AlphaGo simulates human decision-making, evaluating all possibilities using Monte Carlo tree search, and then retaining those good choices.
Can be likened to AlphaGo for text.
People are beginning to explore more general techniques rather than a single prompt, more like gluing many prompts together.
Chains / Agents#
- ReAct: Structures responses to prompts as a combination of thoughts, actions, observations, etc., answering questions through a thought process, during which the model can also use external tools.
- AutoGPT: Allows LLM to maintain a task list and recursively break down projects to complete tasks, performing generally but providing some insights.
Condition on good performance#
Prompt Engineering#
LLMs actually have a "psychological quirk" of "not wanting to successfully complete tasks"; they just want to simulate the data from the training set, but you want to complete the task, so you need to make demands.
For example, for a math problem, the training data may contain a student providing an incorrect answer, while a math expert provides a perfect answer.

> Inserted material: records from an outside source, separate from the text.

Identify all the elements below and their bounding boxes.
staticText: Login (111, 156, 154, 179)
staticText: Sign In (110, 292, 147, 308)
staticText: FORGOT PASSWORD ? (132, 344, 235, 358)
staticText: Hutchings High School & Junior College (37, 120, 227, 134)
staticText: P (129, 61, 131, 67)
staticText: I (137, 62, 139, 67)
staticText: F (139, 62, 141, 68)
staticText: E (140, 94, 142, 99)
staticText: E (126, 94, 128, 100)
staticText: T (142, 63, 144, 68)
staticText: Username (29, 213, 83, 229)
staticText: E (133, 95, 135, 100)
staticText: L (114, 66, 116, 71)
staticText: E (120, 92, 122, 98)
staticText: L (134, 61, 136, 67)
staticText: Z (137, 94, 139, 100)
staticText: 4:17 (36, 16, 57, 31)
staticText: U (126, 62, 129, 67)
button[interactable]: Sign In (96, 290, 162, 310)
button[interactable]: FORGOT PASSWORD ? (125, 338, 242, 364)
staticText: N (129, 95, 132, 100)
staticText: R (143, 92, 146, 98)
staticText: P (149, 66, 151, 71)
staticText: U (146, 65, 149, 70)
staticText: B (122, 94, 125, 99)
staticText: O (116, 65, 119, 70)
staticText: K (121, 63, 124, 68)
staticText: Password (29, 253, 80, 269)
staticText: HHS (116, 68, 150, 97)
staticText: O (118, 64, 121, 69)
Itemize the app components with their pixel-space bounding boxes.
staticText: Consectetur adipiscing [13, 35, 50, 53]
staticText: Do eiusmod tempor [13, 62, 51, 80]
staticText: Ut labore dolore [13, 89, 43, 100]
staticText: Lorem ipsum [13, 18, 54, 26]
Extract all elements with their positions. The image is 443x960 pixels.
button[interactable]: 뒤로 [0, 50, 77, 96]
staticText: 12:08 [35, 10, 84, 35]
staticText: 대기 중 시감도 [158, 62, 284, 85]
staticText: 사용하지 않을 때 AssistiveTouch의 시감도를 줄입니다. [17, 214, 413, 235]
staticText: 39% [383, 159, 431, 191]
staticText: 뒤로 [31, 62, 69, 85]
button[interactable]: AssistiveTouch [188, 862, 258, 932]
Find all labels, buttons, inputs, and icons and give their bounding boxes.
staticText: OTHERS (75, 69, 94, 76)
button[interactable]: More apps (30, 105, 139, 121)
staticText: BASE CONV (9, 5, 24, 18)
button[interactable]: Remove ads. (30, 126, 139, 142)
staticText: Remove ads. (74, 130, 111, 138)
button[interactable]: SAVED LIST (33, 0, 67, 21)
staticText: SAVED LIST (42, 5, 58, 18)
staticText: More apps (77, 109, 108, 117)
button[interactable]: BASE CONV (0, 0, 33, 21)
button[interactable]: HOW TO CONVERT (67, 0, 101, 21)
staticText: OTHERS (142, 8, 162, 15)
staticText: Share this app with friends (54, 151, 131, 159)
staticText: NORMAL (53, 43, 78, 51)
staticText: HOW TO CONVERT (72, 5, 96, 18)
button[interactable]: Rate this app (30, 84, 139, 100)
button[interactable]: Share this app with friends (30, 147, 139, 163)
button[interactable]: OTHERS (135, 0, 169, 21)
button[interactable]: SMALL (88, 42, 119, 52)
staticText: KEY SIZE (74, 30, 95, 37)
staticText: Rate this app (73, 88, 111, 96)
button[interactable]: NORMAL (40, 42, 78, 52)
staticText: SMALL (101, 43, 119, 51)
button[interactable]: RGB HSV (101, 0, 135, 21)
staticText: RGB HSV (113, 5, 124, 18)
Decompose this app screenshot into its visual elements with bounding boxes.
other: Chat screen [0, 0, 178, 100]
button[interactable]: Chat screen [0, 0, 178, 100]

Transformers cannot distinguish which answer is of higher quality. Therefore, you must require it to achieve better performance.
It may sound absurd, but this allows Transformers not to rely on low-quality solutions for probability density.
However, do not let it have "400 IQ," as this may lead to science fiction-like answers.
Tools / Plugins#
LLMs do not inherently know what they are not good at.
Therefore, you can even tell it in the prompt, "you are not good at calculations," and use this token combination for the calculation part (such as by calling a calculator API).
Retrieval-Augmented LLMs#
Search engines are representatives of Retrieval only (only retrieval capability), which was the mainstream before the LLM era.
LLMs are Memory only, and there is a large Retrieval augment space between the two extremes.
Taking LlamaIndex as an example, it can connect different types of data, index this data, and open it to LLM.
The principle is to divide the given document into chunks, then embed them to obtain embedding vectors, which are stored in a vector repository. When asking questions, a query is made to the vector store to retrieve chunks that may be relevant to the proposed task, which are then fed into the prompt to generate answers. This works very well in practice.
It can be likened to a student with excellent memory still hoping to find the exact text in the textbook before the final exam.
Constraint prompting#
This essentially involves techniques that force LLMs to output specific templates.
In the example below, we force the LLM to output in JSON format, and then we can impose additional restrictions on the content placed in these blank spaces in the template.
Microsoft's "guidance" project
Finetuning#
Model fine-tuning means changing the model's weights, and some techniques have made this easier than before. For example, LoRA ensures that you can train only small and sparse parts of the model (only parts allowed to change) with low-precision inference (rather than gradient descent), achieving effective fine-tuning with good results while reducing costs.
Suggestions#
Suggestions are divided into two goals as follows, which also serve as a review.
Goal 1: Achieve optimal performance:
- Use GPT-4.
- Design prompts with detailed task context, relevant information, and instructions.
- If unable to reply via email, ask the task contractor what they would do.
- Add any relevant context or information to the prompt.
- Try using the prompt engineering techniques mentioned in previous slides.
- Experiment with a few examples, ensuring these examples are 1) relevant to the test case, and 2) diverse (if appropriate).
- Use tools/plugins to offload tasks that are difficult for large language models (LLMs) to handle (such as calculations, code execution, etc.).
- Optimize the quality time process/"chains."
- If you are confident that you have maximized prompt utility, consider collecting SFT data and RLHF fine-tuning.
Goal 2: Optimize costs:
- Once optimal performance is achieved, try cost-saving measures (e.g., using shorter prompts, GPT-3.5, etc.).